In light of Kalitan, the only noneconomic damages caps in medical malpractice actions yet to be considered by the Florida Supreme Court are the caps imposed under Florida Statutes sections 766.207 and 766.209. These caps impose caps on noneconomic damages in medical malpractice actions submitted to voluntary arbitration of $250,000 per incident, per claimant. If a claimant rejects a defendant’s offer to enter voluntary arbitration, the noneconomic damages are capped at $350,000 per incident, per claimant.
Although these caps have been interpreted to impose a “per claimant, per incident” cap[10], and therefore may not present the same “arbitrariness” concerns as the caps under section 766.118, they are still subject to the rational basis review outlined in McCall and Kalitan. Accordingly, because the Florida Supreme Court has determined that the statutory noneconomic damages caps in medical malpractice actions no longer serve a legitimate state interest, the arbitration caps may also ultimately be deemed unconstitutional. The constitutionality of the arbitration caps has yet to be directly addressed by an appellate court following McCall, and awaits a case ripe for review.[11]

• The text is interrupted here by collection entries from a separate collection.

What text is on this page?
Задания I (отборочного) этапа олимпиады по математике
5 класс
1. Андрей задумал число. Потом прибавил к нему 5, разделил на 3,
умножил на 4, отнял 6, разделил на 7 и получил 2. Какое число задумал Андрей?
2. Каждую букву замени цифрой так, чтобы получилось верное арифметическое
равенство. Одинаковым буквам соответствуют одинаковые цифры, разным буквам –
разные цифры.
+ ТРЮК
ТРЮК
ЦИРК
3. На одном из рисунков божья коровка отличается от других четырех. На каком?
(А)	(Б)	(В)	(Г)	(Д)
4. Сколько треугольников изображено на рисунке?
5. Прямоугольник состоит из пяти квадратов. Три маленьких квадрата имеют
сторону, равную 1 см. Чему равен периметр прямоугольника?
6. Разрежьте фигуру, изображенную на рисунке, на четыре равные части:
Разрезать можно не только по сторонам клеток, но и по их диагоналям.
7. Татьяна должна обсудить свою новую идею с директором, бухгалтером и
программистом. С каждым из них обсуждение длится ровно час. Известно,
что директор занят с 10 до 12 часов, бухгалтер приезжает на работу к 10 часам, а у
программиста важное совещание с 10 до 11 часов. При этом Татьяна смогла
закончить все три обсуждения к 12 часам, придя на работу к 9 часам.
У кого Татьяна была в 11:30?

[1] N. Broward Hosp. District et. al. v. Kalitan, Case No. SC15-1858, 2017 WL 2481225, (Fla. June 8, 2017).
[2] 134 So. 3d 914 (Fla. 2014).
[3] Art. I, section 2, Fla. Const.
[4] N. Broward Hosp. District et. al. v. Kalitan, 174 So. 3d 403, 413-414 (Fla. 4th DCA 2015).
[5] Id. at 411-412.
[6] Id. at 901-02.
[7] McCall, 134 So. 3d at 909.
[8] Id.
[9] Id. at 914-15.
[10] St. Mary’s Hosp., Inc. v. Phillipe, 769 So. 2d 961 (Fla. 2000).
[11] See, e.g., Dean v. Div. of Admin. Hearings, 92 So. 3d 36 (Fla. 2015).